Hey it’s Sasha Evdakov and thanks for joining me here on Tradersfly.com where I share with you some insight about trading and investing in the stock market. Now in this week's video what I'd like to share with you is a stock market term and that term is called the 10 bagger or the 10 bagger rule.
Now if you've never heard about this term it was really coined up by Peter Lynch in his book One Up On Wall Street. This book really defines the 10 bagger really associated to baseball bag being a base and then when you add up doing two home runs and it double you get 10.
Really the rule can be applied to any sort of investment or anything that appreciates tenfold or a ten times. For example if you had something that was $10 per share and then it appreciated ten times you would be at $100 per share.
Now if you take that same concept and you say a stock opened up for trading at $20 per share went up 10 times then that would put it at $200 per share. In other words it's a nine hundred percent increase in the investment so
Initially this concept or this term of the 10 bagger doesn't really seem that attractive or as exciting as you're just talking about hey I purchase the stock here then it went up 900% or 10 times it seems fantastic.
Really where this concept starts to get that aha!, moment really you start to realize well I don't really have to trade a lot and that's the big aha! moment that's really where you benefit from understanding this rule and concept.
Taking in account this Ten Bagger Rule or this ten better term, here's what happens if you have an investment that you go in and you go ahead and make a trade and it goes up ten times or a ten-fold so let's say you have a $10,000 investment and it goes up ten times now you're up at $100,000.
you take that same investment and do that one more time in your life and you're up to $1,000,000. So if you have 10 baggers, two home runs and a double you basically go out with a million dollars so that's from two major stock trades or two major investment and you're out one million dollars.
It sounds a lot easier in that sense, now doesn't it? because now you're only talking about making two really good and successful trade rather than constantly trading all the time. It's one of those things that now when you start thinking about, ok well I don't have to trade all the time to have a good investment or to have a good cushion or to allow my money to appreciate in the future.
Instead you just need to do the right trade at the right time and let them run. So if you take a look at the current companies and just the recent ones that have been trading in active in the last decade, there are a handful of companies that had a major increase that you could have done that ten bagger rule with to create a nice large lump sum for your investment account.
Take a look at Amazon back when it was launched or released, you could have purchased at stock right around that $30 range and allowed that to continue to appreciate.
You could have done the same thing with Autozone back in the 1998 - 1999 time-frame, even the early 2000 and had that stock at around the 15 – 25 dollar range and have it appreciate at right to around 600 to 700 dollars per share.
There's other companies like the Google's, the Apple’s, and even the Tesla's if you got in early enough would have created you a ten times your investment return and even Facebook is now starting to come into that ranged even though it's not there yet there's other companies that do a great run as they did debut and open up for trading.

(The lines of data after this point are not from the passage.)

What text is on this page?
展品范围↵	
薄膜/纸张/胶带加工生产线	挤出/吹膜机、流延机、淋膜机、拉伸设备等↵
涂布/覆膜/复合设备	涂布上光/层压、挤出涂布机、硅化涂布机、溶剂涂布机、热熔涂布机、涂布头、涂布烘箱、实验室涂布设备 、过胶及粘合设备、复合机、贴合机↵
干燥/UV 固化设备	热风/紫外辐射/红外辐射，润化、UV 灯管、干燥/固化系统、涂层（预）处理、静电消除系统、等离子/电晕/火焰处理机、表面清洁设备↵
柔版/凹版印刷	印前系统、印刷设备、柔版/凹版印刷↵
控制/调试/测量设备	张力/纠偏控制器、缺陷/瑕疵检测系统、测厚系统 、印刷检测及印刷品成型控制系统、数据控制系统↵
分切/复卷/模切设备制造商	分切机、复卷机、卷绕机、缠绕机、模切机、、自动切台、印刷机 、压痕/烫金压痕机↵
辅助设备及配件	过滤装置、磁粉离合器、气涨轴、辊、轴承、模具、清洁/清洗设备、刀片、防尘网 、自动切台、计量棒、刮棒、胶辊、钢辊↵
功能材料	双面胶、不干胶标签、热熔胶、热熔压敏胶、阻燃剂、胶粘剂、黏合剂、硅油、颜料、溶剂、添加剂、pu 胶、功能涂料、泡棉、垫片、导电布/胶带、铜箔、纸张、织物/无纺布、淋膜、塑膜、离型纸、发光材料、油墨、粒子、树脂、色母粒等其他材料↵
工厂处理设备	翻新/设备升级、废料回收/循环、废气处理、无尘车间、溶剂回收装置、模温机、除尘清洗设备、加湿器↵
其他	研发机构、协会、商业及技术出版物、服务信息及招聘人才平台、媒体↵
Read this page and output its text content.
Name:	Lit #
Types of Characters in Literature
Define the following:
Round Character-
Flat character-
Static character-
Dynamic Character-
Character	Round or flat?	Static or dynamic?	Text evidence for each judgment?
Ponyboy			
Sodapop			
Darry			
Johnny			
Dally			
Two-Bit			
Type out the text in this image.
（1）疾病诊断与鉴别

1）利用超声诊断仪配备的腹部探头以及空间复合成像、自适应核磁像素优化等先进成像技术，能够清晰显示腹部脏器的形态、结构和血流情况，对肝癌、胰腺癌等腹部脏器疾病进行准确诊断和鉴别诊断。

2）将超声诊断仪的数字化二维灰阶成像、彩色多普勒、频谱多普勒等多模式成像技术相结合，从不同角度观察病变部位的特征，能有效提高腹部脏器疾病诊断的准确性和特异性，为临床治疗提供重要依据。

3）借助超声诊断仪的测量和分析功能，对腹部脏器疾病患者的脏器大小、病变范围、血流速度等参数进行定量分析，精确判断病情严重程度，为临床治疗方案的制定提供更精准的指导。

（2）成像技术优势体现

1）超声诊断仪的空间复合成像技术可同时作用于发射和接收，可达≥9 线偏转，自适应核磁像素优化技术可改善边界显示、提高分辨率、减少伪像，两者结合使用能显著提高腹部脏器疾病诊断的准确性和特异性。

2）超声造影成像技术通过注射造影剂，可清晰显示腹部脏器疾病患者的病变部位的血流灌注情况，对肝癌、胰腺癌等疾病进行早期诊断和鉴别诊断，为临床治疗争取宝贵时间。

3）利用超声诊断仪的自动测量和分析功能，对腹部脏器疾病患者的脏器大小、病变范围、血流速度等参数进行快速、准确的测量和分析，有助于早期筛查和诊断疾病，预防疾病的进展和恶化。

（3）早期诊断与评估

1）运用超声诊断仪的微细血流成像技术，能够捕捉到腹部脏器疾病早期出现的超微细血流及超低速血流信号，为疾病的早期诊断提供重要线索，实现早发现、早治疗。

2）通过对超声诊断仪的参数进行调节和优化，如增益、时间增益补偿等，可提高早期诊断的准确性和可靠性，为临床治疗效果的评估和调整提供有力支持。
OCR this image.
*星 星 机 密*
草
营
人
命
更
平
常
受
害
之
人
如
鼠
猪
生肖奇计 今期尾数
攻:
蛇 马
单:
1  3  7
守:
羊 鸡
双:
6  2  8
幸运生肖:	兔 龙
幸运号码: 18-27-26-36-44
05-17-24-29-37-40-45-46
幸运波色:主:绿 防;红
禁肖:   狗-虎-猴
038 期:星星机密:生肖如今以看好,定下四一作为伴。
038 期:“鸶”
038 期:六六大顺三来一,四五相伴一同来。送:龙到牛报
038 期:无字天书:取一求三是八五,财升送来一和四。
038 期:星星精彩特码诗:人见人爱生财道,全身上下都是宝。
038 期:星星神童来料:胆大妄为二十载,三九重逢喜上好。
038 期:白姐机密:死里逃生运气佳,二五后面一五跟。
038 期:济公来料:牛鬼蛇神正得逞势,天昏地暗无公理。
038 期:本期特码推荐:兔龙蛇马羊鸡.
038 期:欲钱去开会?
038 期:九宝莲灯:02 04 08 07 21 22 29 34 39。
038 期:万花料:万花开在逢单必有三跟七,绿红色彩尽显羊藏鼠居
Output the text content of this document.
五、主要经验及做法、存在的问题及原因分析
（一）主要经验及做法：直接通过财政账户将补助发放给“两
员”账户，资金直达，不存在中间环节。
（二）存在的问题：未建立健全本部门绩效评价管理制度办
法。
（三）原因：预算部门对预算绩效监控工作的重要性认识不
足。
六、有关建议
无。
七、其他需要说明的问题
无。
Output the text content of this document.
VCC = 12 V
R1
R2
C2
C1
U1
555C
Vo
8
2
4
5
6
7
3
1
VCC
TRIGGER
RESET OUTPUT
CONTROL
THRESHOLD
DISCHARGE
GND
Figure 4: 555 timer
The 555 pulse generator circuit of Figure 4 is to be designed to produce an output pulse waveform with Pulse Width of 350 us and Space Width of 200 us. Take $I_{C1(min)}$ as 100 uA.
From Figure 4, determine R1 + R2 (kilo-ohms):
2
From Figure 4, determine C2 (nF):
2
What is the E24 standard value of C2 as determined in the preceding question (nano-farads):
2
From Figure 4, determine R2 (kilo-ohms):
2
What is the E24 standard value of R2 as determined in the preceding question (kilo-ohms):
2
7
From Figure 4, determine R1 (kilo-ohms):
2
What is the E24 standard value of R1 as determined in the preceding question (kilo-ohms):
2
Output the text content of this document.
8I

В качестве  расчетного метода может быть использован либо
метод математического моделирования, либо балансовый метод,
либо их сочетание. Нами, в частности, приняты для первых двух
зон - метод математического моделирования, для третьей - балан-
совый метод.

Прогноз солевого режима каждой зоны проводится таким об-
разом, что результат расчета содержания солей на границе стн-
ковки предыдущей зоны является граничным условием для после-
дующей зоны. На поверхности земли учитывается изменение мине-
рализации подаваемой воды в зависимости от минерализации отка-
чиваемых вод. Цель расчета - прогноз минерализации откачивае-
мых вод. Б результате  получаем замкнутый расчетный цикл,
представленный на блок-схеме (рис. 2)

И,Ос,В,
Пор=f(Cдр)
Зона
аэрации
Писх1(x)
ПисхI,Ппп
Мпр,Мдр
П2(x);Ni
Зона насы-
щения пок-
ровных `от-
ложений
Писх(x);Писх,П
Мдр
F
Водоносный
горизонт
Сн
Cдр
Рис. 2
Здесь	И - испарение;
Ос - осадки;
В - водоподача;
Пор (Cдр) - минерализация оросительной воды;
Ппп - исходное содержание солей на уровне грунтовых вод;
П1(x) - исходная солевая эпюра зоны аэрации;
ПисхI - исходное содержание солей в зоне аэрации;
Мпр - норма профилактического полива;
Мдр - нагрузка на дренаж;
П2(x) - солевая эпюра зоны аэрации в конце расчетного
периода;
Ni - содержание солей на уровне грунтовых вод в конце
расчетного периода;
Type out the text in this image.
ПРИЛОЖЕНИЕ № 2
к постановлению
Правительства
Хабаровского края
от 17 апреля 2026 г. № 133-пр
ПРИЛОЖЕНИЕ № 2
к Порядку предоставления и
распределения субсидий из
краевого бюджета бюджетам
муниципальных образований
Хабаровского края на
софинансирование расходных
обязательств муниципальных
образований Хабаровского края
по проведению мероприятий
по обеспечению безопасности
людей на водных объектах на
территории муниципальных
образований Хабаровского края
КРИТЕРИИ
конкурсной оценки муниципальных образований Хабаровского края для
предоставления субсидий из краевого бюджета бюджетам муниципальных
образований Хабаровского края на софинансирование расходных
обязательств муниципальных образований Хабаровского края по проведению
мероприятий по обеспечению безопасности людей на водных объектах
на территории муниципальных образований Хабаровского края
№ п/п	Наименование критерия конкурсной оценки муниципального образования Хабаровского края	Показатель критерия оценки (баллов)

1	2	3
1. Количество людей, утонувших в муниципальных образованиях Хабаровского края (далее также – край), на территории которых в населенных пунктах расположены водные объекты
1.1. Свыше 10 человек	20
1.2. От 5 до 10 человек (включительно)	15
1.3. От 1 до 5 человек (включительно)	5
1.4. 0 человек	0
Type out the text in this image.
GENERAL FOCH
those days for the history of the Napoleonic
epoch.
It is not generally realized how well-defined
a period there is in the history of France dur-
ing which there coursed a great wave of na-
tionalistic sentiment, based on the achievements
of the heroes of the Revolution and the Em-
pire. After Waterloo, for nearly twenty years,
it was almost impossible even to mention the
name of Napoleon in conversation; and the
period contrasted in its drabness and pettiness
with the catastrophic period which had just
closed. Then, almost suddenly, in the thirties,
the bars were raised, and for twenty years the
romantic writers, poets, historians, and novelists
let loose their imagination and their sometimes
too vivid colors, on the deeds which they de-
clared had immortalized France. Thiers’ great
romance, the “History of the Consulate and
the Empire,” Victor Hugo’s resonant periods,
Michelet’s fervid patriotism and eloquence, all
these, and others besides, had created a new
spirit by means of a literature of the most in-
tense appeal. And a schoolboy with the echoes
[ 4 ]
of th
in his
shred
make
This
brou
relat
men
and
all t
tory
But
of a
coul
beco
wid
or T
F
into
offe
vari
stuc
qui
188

Always keep your eye out for companies that are creating new highs and continue to move higher because they typically are the strong ones and the leaders.
Now, if you really understand this concept of you don't have to trade a lot, you don't have to train a lot of companies, to have a successful investment, to have a nice cushion in your portfolio in your retirement account, then it really start to calm those nerves.
Looking at the 10 bagger rule you really only need to hit two major stocks and allow those to run starting with $10,000 allowing that 10,000 to grow a hundred thousand and then after that taking that hundred thousand dollars putting it into the next investment
Then allowing it to do the same exact thing and then you go ahead and cash out with your million dollar retirement or million dollars and do whatever you please with it.
Now in order to say this or talk about the 10 bagger, it’s actually quite easy but in all practicality and actually executing, it is very difficult and real world environments and that is just because human emotions play a large toll on our investment decisions and we don't really know exactly what stocks are going to continue to run to the upside.
Hence, you always have to be diligent about your investments. However looking at the bigger picture and when you really start thinking in terms of, hey I really don't need to trade all the time or I really don't need to trade every single stock, it allows you to calm yourself down.
Especially if you are more active, especially if you're a little too aggressive or maybe you're constantly chasing those losses that you have when you're losing a trade and then you go into another trade and you lose again.
If you're constantly doing that think about this ten bagger rule, maybe it'll help calm you down, and allows you to really look at the bigger picture and understand that you really don't need to make a lot of trades to be profitable, to be successful and have a nice cushion to your funds in your account and have a healthy lifestyle.
Thanks again for joining me and remember to do what you love, contribute to others, but most importantly live life abundantly.